Carl Jung is credited with bringing the mandala into Western culture and pioneering the use of the term as a name for symbolic circular drawings. Jung believed that during intense periods of self-growth, people have a natural urge to create circular mandalas and that the resulting artwork is symbolic of the re-balancing and transformative process that is underway in the psyche of the individual.

Mosaic Art
Mosaic Art has a place in the therapeutic world as a way to move through disintegration to a place of transformation. A mosaic is, simply, an image made of many pieces of something such as tiles, glass, mirror, or stones. The breaking phase is satisfying in its cathartic nature, allowing the artist to acknowledge and release anger and pain. Arranging is where we “put the pieces together”. It is somewhat like a puzzle, but one where we ourselves determine the outcome, re-experiencing the variety and sharpness of each shard as we reassemble them into a new image.

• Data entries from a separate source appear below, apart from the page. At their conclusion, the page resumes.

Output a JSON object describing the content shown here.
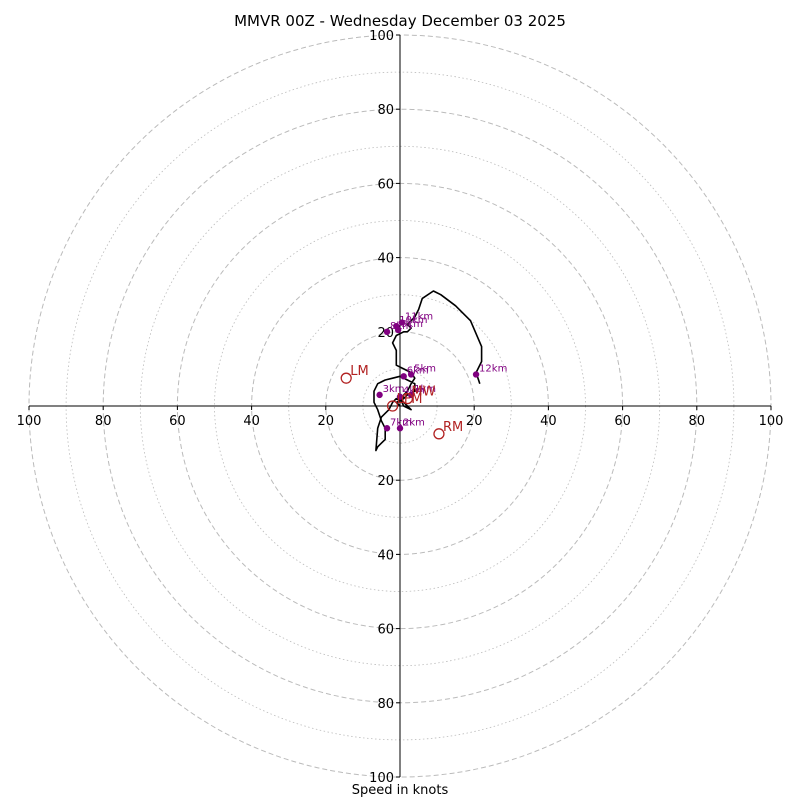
{
  "chart_data": {
    "type": "hodograph",
    "title": "MMVR 00Z - Wednesday December 03 2025",
    "xlabel": "Speed in knots",
    "ylabel": "",
    "range": [
      -100,
      100
    ],
    "ring_major_step": 20,
    "ring_minor_step": 10,
    "grid": true,
    "x_ticks": [
      "100",
      "80",
      "60",
      "40",
      "20",
      "20",
      "40",
      "60",
      "80",
      "100"
    ],
    "x_tick_values": [
      -100,
      -80,
      -60,
      -40,
      -20,
      20,
      40,
      60,
      80,
      100
    ],
    "y_ticks": [
      "100",
      "80",
      "60",
      "40",
      "20",
      "20",
      "40",
      "60",
      "80",
      "100"
    ],
    "y_tick_values": [
      100,
      80,
      60,
      40,
      20,
      -20,
      -40,
      -60,
      -80,
      -100
    ],
    "trace": [
      [
        0,
        0
      ],
      [
        -1,
        1
      ],
      [
        1,
        2
      ],
      [
        2,
        3
      ],
      [
        4,
        4
      ],
      [
        4,
        6
      ],
      [
        2,
        7
      ],
      [
        0,
        8
      ],
      [
        -2,
        7.5
      ],
      [
        -4,
        7
      ],
      [
        -6,
        6
      ],
      [
        -7,
        4
      ],
      [
        -7,
        1
      ],
      [
        -6,
        -1
      ],
      [
        -5,
        -4
      ],
      [
        -4,
        -6
      ],
      [
        -4,
        -9
      ],
      [
        -6,
        -11
      ],
      [
        -6.5,
        -12
      ],
      [
        -6,
        -6
      ],
      [
        -5,
        -3
      ],
      [
        -3,
        -1
      ],
      [
        -2,
        1
      ],
      [
        -1,
        2
      ],
      [
        1,
        1
      ],
      [
        2,
        0
      ],
      [
        3,
        -1
      ],
      [
        1,
        0
      ],
      [
        0.5,
        1
      ],
      [
        1,
        3
      ],
      [
        2,
        4
      ],
      [
        3,
        6
      ],
      [
        4,
        7.5
      ],
      [
        3,
        9
      ],
      [
        1,
        10
      ],
      [
        -1,
        11
      ],
      [
        -1,
        15
      ],
      [
        -2,
        17
      ],
      [
        -1,
        19
      ],
      [
        1,
        20
      ],
      [
        2,
        20
      ],
      [
        3,
        21
      ],
      [
        2,
        22
      ],
      [
        4,
        24
      ],
      [
        5,
        26
      ],
      [
        6,
        29
      ],
      [
        9,
        31
      ],
      [
        11,
        30
      ],
      [
        15,
        27
      ],
      [
        19,
        23
      ],
      [
        22,
        16
      ],
      [
        22,
        12
      ],
      [
        20.5,
        9
      ],
      [
        21.5,
        6
      ]
    ],
    "height_markers": [
      {
        "label": "1km",
        "u": 3,
        "v": 3
      },
      {
        "label": "2km",
        "u": 0,
        "v": -6
      },
      {
        "label": "3km",
        "u": -5.5,
        "v": 3
      },
      {
        "label": "4km",
        "u": 0,
        "v": 2.5
      },
      {
        "label": "5km",
        "u": 3,
        "v": 8.5
      },
      {
        "label": "6km",
        "u": 1,
        "v": 8
      },
      {
        "label": "7km",
        "u": -3.5,
        "v": -6
      },
      {
        "label": "8km",
        "u": -3.5,
        "v": 20
      },
      {
        "label": "9km",
        "u": -0.5,
        "v": 20.5
      },
      {
        "label": "10km",
        "u": -1,
        "v": 21.5
      },
      {
        "label": "11km",
        "u": 0.5,
        "v": 22.5
      },
      {
        "label": "12km",
        "u": 20.5,
        "v": 8.5
      }
    ],
    "storm_markers": [
      {
        "label": "LM",
        "u": -14.5,
        "v": 7.5
      },
      {
        "label": "RM",
        "u": 10.5,
        "v": -7.5
      },
      {
        "label": "LFM",
        "u": -2,
        "v": 0
      },
      {
        "label": "MW",
        "u": 2,
        "v": 2
      }
    ],
    "colors": {
      "trace": "#000000",
      "height_marker": "#800080",
      "storm_marker": "#b22222",
      "grid": "#bbbbbb",
      "axis": "#000000"
    }
  }
}
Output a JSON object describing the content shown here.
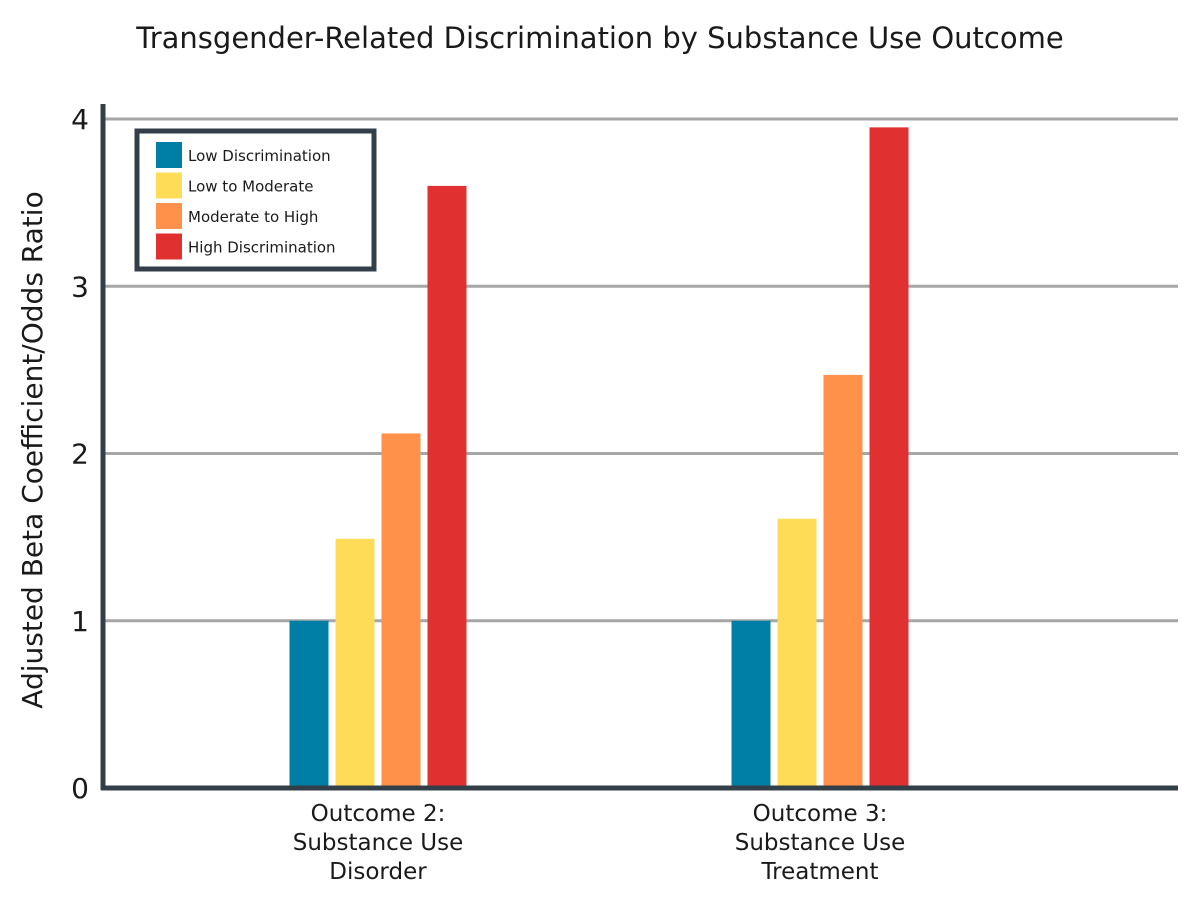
{
  "chart_data": {
    "type": "bar",
    "title": "Transgender-Related Discrimination by Substance Use Outcome",
    "ylabel": "Adjusted Beta Coefficient/Odds Ratio",
    "xlabel": "",
    "ylim": [
      0,
      4
    ],
    "yticks": [
      "0",
      "1",
      "2",
      "3",
      "4"
    ],
    "grid": true,
    "legend_position": "top-left",
    "categories": [
      [
        "Outcome 2:",
        "Substance Use",
        "Disorder"
      ],
      [
        "Outcome 3:",
        "Substance Use",
        "Treatment"
      ]
    ],
    "series": [
      {
        "name": "Low Discrimination",
        "color": "#007fa6",
        "values": [
          1.0,
          1.0
        ]
      },
      {
        "name": "Low to Moderate",
        "color": "#ffdc58",
        "values": [
          1.49,
          1.61
        ]
      },
      {
        "name": "Moderate to High",
        "color": "#ff914a",
        "values": [
          2.12,
          2.47
        ]
      },
      {
        "name": "High Discrimination",
        "color": "#e03030",
        "values": [
          3.6,
          3.95
        ]
      }
    ]
  },
  "colors": {
    "axis": "#333f48",
    "grid": "#a6a6a6",
    "legend_border": "#333f48"
  }
}
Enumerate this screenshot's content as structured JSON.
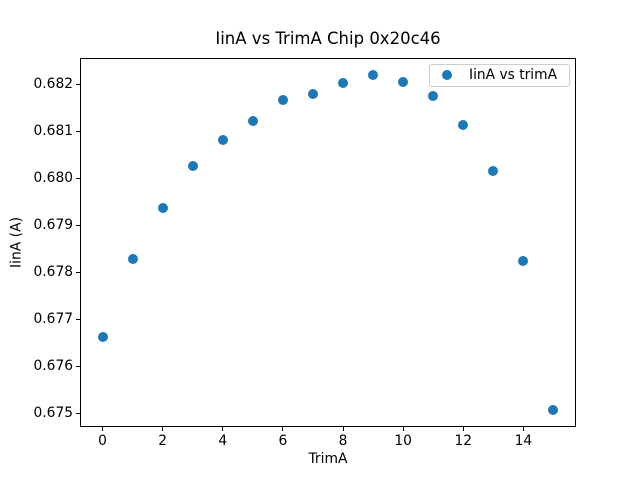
{
  "figure_background": "#ffffff",
  "chart_data": {
    "type": "scatter",
    "title": "IinA vs TrimA Chip 0x20c46",
    "xlabel": "TrimA",
    "ylabel": "IinA (A)",
    "legend": {
      "label": "IinA vs trimA",
      "position": "upper right",
      "marker": "dot"
    },
    "marker_color": "#1f77b4",
    "axis_color": "#000000",
    "legend_border_color": "#cccccc",
    "grid": false,
    "x": [
      0,
      1,
      2,
      3,
      4,
      5,
      6,
      7,
      8,
      9,
      10,
      11,
      12,
      13,
      14,
      15
    ],
    "y": [
      0.67663,
      0.6783,
      0.67938,
      0.68028,
      0.68083,
      0.68124,
      0.68167,
      0.6818,
      0.68203,
      0.68222,
      0.68206,
      0.68177,
      0.68115,
      0.68017,
      0.67825,
      0.67507
    ],
    "xlim": [
      -0.75,
      15.75
    ],
    "ylim": [
      0.67471,
      0.68258
    ],
    "x_ticks": [
      0,
      2,
      4,
      6,
      8,
      10,
      12,
      14
    ],
    "x_tick_labels": [
      "0",
      "2",
      "4",
      "6",
      "8",
      "10",
      "12",
      "14"
    ],
    "y_ticks": [
      0.675,
      0.676,
      0.677,
      0.678,
      0.679,
      0.68,
      0.681,
      0.682
    ],
    "y_tick_labels": [
      "0.675",
      "0.676",
      "0.677",
      "0.678",
      "0.679",
      "0.680",
      "0.681",
      "0.682"
    ]
  }
}
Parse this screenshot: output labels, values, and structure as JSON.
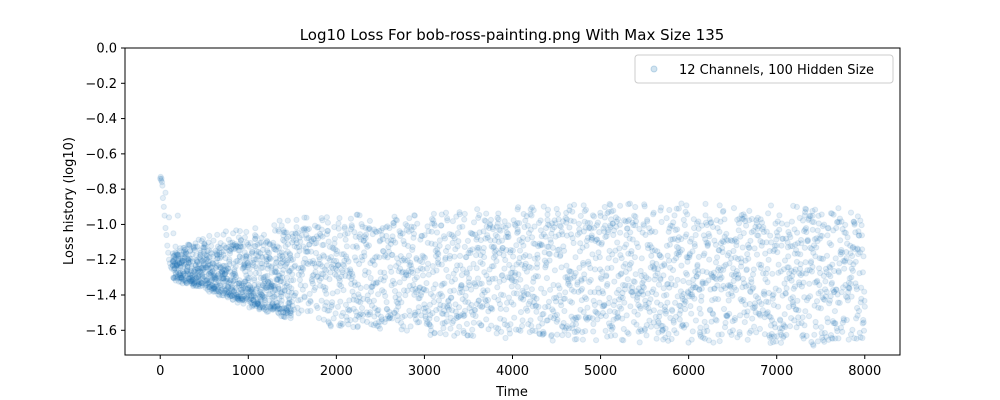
{
  "chart_data": {
    "type": "scatter",
    "title": "Log10 Loss For bob-ross-painting.png With Max Size 135",
    "xlabel": "Time",
    "ylabel": "Loss history (log10)",
    "xlim": [
      -400,
      8400
    ],
    "ylim": [
      -1.74,
      0.0
    ],
    "xticks": [
      0,
      1000,
      2000,
      3000,
      4000,
      5000,
      6000,
      7000,
      8000
    ],
    "xtick_labels": [
      "0",
      "1000",
      "2000",
      "3000",
      "4000",
      "5000",
      "6000",
      "7000",
      "8000"
    ],
    "yticks": [
      0.0,
      -0.2,
      -0.4,
      -0.6,
      -0.8,
      -1.0,
      -1.2,
      -1.4,
      -1.6
    ],
    "ytick_labels": [
      "0.0",
      "−0.2",
      "−0.4",
      "−0.6",
      "−0.8",
      "−1.0",
      "−1.2",
      "−1.4",
      "−1.6"
    ],
    "grid": false,
    "legend_position": "top-right",
    "series": [
      {
        "name": "12 Channels, 100 Hidden Size",
        "color": "#1f77b4",
        "alpha": 0.12,
        "marker": "circle",
        "x_range": [
          0,
          8000
        ],
        "points": [
          [
            0,
            -0.74
          ],
          [
            5,
            -0.73
          ],
          [
            10,
            -0.75
          ],
          [
            15,
            -0.74
          ],
          [
            20,
            -0.76
          ],
          [
            25,
            -0.78
          ],
          [
            30,
            -0.85
          ],
          [
            40,
            -0.9
          ],
          [
            50,
            -0.95
          ],
          [
            60,
            -1.02
          ],
          [
            70,
            -1.06
          ],
          [
            80,
            -1.12
          ],
          [
            90,
            -1.16
          ],
          [
            100,
            -1.2
          ],
          [
            110,
            -1.22
          ],
          [
            120,
            -1.24
          ],
          [
            130,
            -1.25
          ],
          [
            60,
            -0.82
          ],
          [
            100,
            -0.96
          ],
          [
            200,
            -0.95
          ],
          [
            150,
            -1.05
          ]
        ],
        "trend": [
          {
            "x": 100,
            "lower": -1.3,
            "upper": -1.15
          },
          {
            "x": 500,
            "lower": -1.35,
            "upper": -1.1
          },
          {
            "x": 1000,
            "lower": -1.45,
            "upper": -1.08
          },
          {
            "x": 1500,
            "lower": -1.52,
            "upper": -1.02
          },
          {
            "x": 2000,
            "lower": -1.58,
            "upper": -1.0
          },
          {
            "x": 3000,
            "lower": -1.62,
            "upper": -0.98
          },
          {
            "x": 4000,
            "lower": -1.64,
            "upper": -0.96
          },
          {
            "x": 5000,
            "lower": -1.65,
            "upper": -0.94
          },
          {
            "x": 6000,
            "lower": -1.66,
            "upper": -0.94
          },
          {
            "x": 7000,
            "lower": -1.67,
            "upper": -0.95
          },
          {
            "x": 8000,
            "lower": -1.67,
            "upper": -0.97
          }
        ]
      }
    ]
  }
}
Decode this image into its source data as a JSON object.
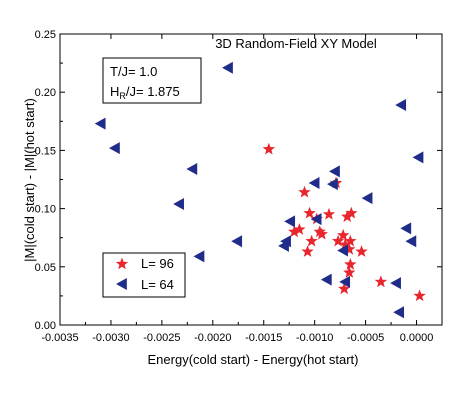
{
  "chart_data": {
    "type": "scatter",
    "title": "3D Random-Field XY Model",
    "xlabel": "Energy(cold start) - Energy(hot start)",
    "ylabel": "|M|(cold start) - |M|(hot start)",
    "xlim": [
      -0.0035,
      0.00025
    ],
    "ylim": [
      0.0,
      0.25
    ],
    "x_ticks": [
      "-0.0035",
      "-0.0030",
      "-0.0025",
      "-0.0020",
      "-0.0015",
      "-0.0010",
      "-0.0005",
      "0.0000"
    ],
    "x_tick_values": [
      -0.0035,
      -0.003,
      -0.0025,
      -0.002,
      -0.0015,
      -0.001,
      -0.0005,
      0.0
    ],
    "y_ticks": [
      "0.00",
      "0.05",
      "0.10",
      "0.15",
      "0.20",
      "0.25"
    ],
    "y_tick_values": [
      0.0,
      0.05,
      0.1,
      0.15,
      0.2,
      0.25
    ],
    "annotation": {
      "line1": "T/J= 1.0",
      "line2_main": "H",
      "line2_sub": "R",
      "line2_rest": "/J= 1.875"
    },
    "legend_placement": "bottom-left",
    "series": [
      {
        "name": "L= 96",
        "marker": "star",
        "color": "#e8262d",
        "points": [
          [
            -0.00145,
            0.151
          ],
          [
            -0.0011,
            0.114
          ],
          [
            -0.00079,
            0.122
          ],
          [
            -0.00068,
            0.093
          ],
          [
            -0.00064,
            0.096
          ],
          [
            -0.00086,
            0.095
          ],
          [
            -0.00105,
            0.096
          ],
          [
            -0.00098,
            0.091
          ],
          [
            -0.00115,
            0.082
          ],
          [
            -0.0012,
            0.08
          ],
          [
            -0.00095,
            0.08
          ],
          [
            -0.00103,
            0.072
          ],
          [
            -0.00093,
            0.078
          ],
          [
            -0.00077,
            0.072
          ],
          [
            -0.00107,
            0.063
          ],
          [
            -0.00072,
            0.077
          ],
          [
            -0.0007,
            0.069
          ],
          [
            -0.00065,
            0.072
          ],
          [
            -0.00066,
            0.065
          ],
          [
            -0.00054,
            0.063
          ],
          [
            -0.00065,
            0.052
          ],
          [
            -0.00066,
            0.045
          ],
          [
            -0.00071,
            0.031
          ],
          [
            -0.00035,
            0.037
          ],
          [
            3e-05,
            0.025
          ]
        ]
      },
      {
        "name": "L= 64",
        "marker": "triangle-left",
        "color": "#1f2c8a",
        "points": [
          [
            -0.00185,
            0.221
          ],
          [
            -0.00015,
            0.189
          ],
          [
            -0.0031,
            0.173
          ],
          [
            -0.00296,
            0.152
          ],
          [
            2e-05,
            0.144
          ],
          [
            -0.0022,
            0.134
          ],
          [
            -0.0008,
            0.132
          ],
          [
            -0.001,
            0.122
          ],
          [
            -0.00082,
            0.121
          ],
          [
            -0.00048,
            0.109
          ],
          [
            -0.00233,
            0.104
          ],
          [
            -0.00098,
            0.091
          ],
          [
            -0.00124,
            0.089
          ],
          [
            -0.0001,
            0.083
          ],
          [
            -0.00128,
            0.072
          ],
          [
            -0.00176,
            0.072
          ],
          [
            -5e-05,
            0.072
          ],
          [
            -0.0013,
            0.068
          ],
          [
            -0.00072,
            0.064
          ],
          [
            -0.00213,
            0.059
          ],
          [
            -0.00088,
            0.039
          ],
          [
            -0.0007,
            0.037
          ],
          [
            -0.0002,
            0.036
          ],
          [
            -0.00017,
            0.011
          ]
        ]
      }
    ]
  }
}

In mosaics, we undergo a metamorphosis, a profound transformation. Our new image which emerges has a renewed sense of wholeness, integrity, and permanence. The brokenness is preserved, as a necessary element in creating the beauty and strength of the finished product.
Is it possible that we humans are like mosaics? That not despite of, but because of our wounds, fractures and imperfections, we are paradoxically stronger, more complex, more cohesive and more beautiful?

“Images, symbols and metaphors are key to our unconscious lives, our dreams, and our stories. They are a primary way we make sense and meaning of the world.”